The three major tasks of email marketing are building your opt-in email-subscriber list, building trust, and inciting action. This article will focus on the first—and, for many, most-challenging—task: getting people to sign up for your email list.

The basic method of gaining a subscriber is simply asking someone to sign up for your mailing list. If a customer or client is already an engaged consumer and trusts you, then there is a good chance that customer will say yes right away.

In most cases, though, you need to offer the consumer some benefit. At the very least, you'll describe what will be in your newsletters that the consumer would want: information, special offers, discounts, etc.

The sweeter the deal, the better your chances that your visitor will become a subscriber. Many email-list managers offer a free autoresponder e-course, free e-book or video download, or special one-time discount. Those are basic techniques for email list-building.

Here are nine more-advanced list-building techniques that increase subscriber numbers and sometimes improve conversion rates as well.

1. Develop a Detailed Sign-up Page

We usually encourage people to include a sign-up form on every page of their site, above the fold, so that it is prominent and easy to spot.

But it can also be beneficial to develop an entire separate sales page for the purpose of selling your mailing list. It works like any other sales page, but you will find that conversions will be much higher because you are simply asking for some basic information rather than a purchase.

Some email marketers swear by the power of a "squeeze page"—a highly focused marketing device that allows a reader only two choices: sign up, or leave the page. It is presented as separate from the rest of your site, with a laser-targeted focus on the one action you want the reader to take: signing up for the list.

Some site owners might find the tactic a little strong for their market or for their tastes and will prefer the more informational and less pushy email-list description page.

2. Authority Blogging

Authority blogging can require an immense amount of resources and demands a major commitment of time and energy, so it is not recommended for most one- or two-person companies. Moreover, for those in most industries, time would be better spent on other pursuits.

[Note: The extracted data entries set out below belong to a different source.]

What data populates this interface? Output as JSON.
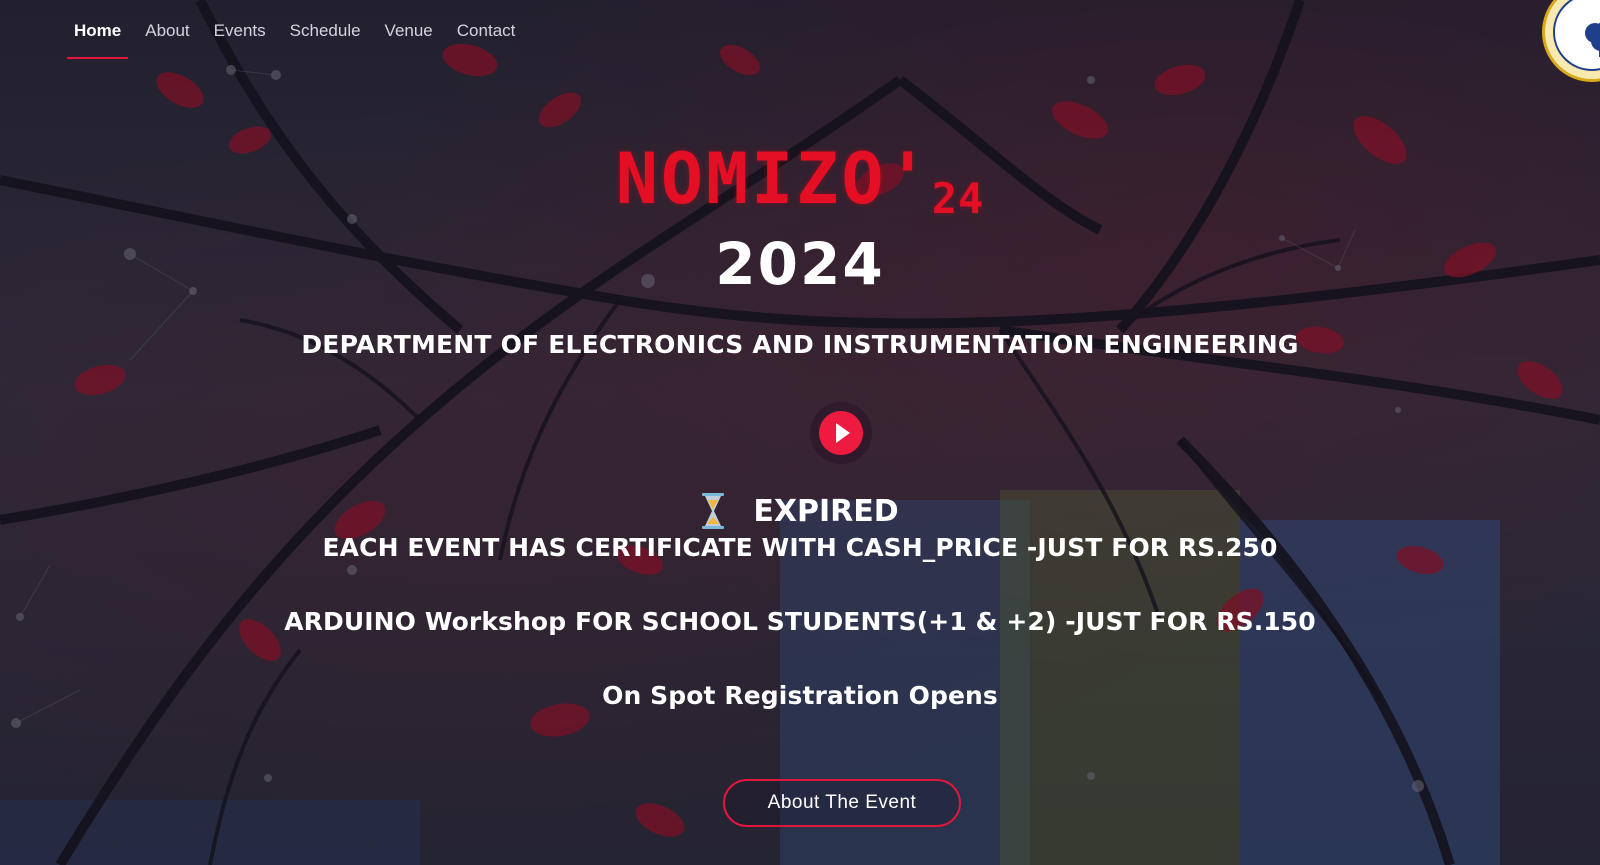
{
  "nav": {
    "items": [
      {
        "label": "Home",
        "active": true
      },
      {
        "label": "About",
        "active": false
      },
      {
        "label": "Events",
        "active": false
      },
      {
        "label": "Schedule",
        "active": false
      },
      {
        "label": "Venue",
        "active": false
      },
      {
        "label": "Contact",
        "active": false
      }
    ]
  },
  "hero": {
    "brand": "NOMIZO'",
    "brand_suffix": "24",
    "year": "2024",
    "department": "DEPARTMENT OF ELECTRONICS AND INSTRUMENTATION ENGINEERING",
    "play_icon": "play-icon",
    "countdown_icon": "hourglass-icon",
    "countdown_status": "EXPIRED",
    "announcements": [
      "EACH EVENT HAS CERTIFICATE WITH CASH_PRICE -JUST FOR RS.250",
      "ARDUINO Workshop FOR SCHOOL STUDENTS(+1 & +2) -JUST FOR RS.150",
      "On Spot Registration Opens"
    ],
    "cta_label": "About The Event"
  },
  "colors": {
    "accent": "#e0163c",
    "brand_red": "#e40f24",
    "text": "#ffffff"
  }
}
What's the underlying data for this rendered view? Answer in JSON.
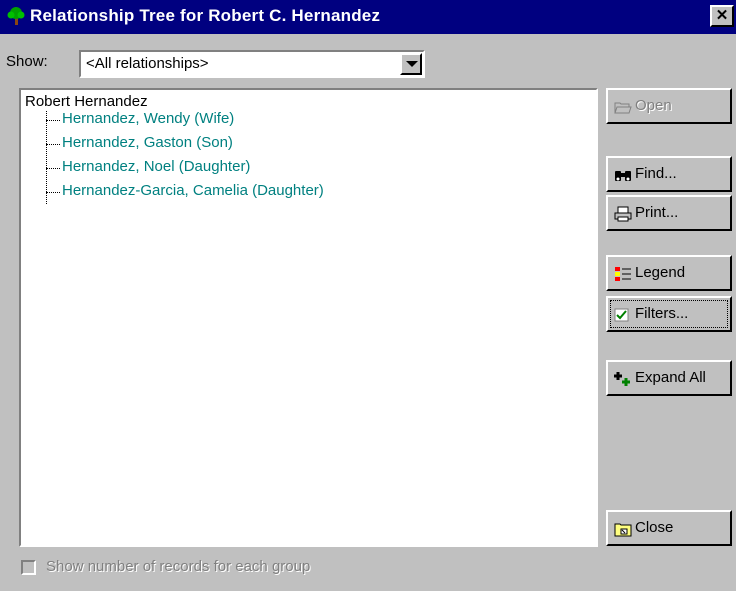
{
  "window": {
    "title": "Relationship Tree for Robert C. Hernandez",
    "close_label": "✕"
  },
  "show": {
    "label": "Show:",
    "selected": "<All relationships>"
  },
  "tree": {
    "root": "Robert Hernandez",
    "children": [
      {
        "label": "Hernandez, Wendy (Wife)"
      },
      {
        "label": "Hernandez, Gaston (Son)"
      },
      {
        "label": "Hernandez, Noel (Daughter)"
      },
      {
        "label": "Hernandez-Garcia, Camelia (Daughter)"
      }
    ]
  },
  "buttons": {
    "open": {
      "label": "Open",
      "icon": "folder-open-icon",
      "enabled": false
    },
    "find": {
      "label": "Find...",
      "icon": "binoculars-icon"
    },
    "print": {
      "label": "Print...",
      "icon": "printer-icon"
    },
    "legend": {
      "label": "Legend",
      "icon": "legend-icon"
    },
    "filters": {
      "label": "Filters...",
      "icon": "checkmark-icon"
    },
    "expand_all": {
      "label": "Expand All",
      "icon": "expand-tree-icon"
    },
    "close": {
      "label": "Close",
      "icon": "close-folder-icon"
    }
  },
  "footer": {
    "checkbox_label": "Show number of records for each group",
    "checked": false,
    "enabled": false
  },
  "colors": {
    "titlebar": "#000080",
    "tree_child_text": "#008080",
    "face": "#c0c0c0"
  }
}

But if you believe your market is hungry for the information that you can provide, and if you have the time and expertise to build up an authoritative information source for your niche, the power of your email-marketing campaigns will increase exponentially as a result of authority blogging.

Not only will you find more people signing up for your lists (by using the other tactics described in this article), but you will also experience better conversion rates because of the trust you have already built with your audience.

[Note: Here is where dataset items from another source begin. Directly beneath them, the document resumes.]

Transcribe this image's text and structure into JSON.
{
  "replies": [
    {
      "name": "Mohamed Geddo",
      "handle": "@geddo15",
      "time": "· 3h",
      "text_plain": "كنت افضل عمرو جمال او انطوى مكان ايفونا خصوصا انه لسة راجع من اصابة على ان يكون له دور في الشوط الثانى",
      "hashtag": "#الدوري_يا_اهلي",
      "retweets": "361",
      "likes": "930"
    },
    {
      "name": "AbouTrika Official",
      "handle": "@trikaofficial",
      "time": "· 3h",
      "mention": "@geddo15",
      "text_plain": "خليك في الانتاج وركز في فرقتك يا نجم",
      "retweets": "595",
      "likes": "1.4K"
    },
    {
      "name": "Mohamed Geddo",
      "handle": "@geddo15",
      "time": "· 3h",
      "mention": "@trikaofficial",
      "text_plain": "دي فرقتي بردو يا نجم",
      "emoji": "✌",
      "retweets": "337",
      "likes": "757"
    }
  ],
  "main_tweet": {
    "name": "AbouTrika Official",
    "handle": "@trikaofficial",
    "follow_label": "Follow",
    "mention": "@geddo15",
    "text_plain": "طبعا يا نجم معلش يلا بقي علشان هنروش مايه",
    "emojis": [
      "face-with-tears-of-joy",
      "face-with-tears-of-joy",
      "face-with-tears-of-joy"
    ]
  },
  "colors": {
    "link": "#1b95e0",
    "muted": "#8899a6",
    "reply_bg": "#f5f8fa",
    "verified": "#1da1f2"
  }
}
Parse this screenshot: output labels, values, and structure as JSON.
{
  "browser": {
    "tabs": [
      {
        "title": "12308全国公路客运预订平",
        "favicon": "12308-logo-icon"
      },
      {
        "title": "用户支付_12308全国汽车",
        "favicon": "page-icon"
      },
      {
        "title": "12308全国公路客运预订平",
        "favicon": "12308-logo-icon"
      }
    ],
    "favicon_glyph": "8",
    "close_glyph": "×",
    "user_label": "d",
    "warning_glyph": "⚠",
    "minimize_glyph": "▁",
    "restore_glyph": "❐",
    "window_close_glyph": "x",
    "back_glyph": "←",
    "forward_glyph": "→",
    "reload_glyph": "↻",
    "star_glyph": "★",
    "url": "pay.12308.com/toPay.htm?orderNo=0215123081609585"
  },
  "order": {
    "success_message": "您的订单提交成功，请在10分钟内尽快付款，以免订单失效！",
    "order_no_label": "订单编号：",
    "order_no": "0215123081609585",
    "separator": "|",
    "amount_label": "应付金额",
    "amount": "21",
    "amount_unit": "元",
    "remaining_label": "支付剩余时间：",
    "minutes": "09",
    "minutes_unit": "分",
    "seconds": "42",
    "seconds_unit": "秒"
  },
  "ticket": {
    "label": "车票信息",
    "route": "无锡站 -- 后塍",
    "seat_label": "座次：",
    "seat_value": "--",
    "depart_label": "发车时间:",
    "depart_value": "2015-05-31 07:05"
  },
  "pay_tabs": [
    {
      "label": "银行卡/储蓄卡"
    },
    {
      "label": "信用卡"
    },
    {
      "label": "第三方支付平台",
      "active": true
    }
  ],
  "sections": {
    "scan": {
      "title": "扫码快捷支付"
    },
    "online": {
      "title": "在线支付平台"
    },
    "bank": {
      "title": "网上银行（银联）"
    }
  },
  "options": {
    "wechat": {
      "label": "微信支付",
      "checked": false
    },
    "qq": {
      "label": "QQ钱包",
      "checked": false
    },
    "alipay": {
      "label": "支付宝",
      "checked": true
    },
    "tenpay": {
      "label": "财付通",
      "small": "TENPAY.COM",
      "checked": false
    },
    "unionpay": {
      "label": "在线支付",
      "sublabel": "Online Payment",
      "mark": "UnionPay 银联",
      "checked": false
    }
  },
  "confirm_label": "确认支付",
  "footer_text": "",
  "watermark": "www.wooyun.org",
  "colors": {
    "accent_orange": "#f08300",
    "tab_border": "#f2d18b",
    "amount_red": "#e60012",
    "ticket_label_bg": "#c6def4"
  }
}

A great way to leverage current blog traffic to build up your list is to add a tagline to the bottom of each post, extolling the benefits of your email list as they pertain to the present post. So, for this article, for example, I might include the tagline: "For even more advanced email-marketing tactics, subscribe to our newsletter."

3. Search-Engine Marketing

A less costly but more complex option is to use search-engine optimization (SEO) to draw traffic to your site. SEO includes two basic elements:

On-site optimization consists of what you put on your site. You want to create pages that focus on a particular inquiry that searchers in your industry might have.

For example, you might consider that people want to know "how to get opt-in email subscribers." You would then create a page on your site that contains the query and a thorough answer.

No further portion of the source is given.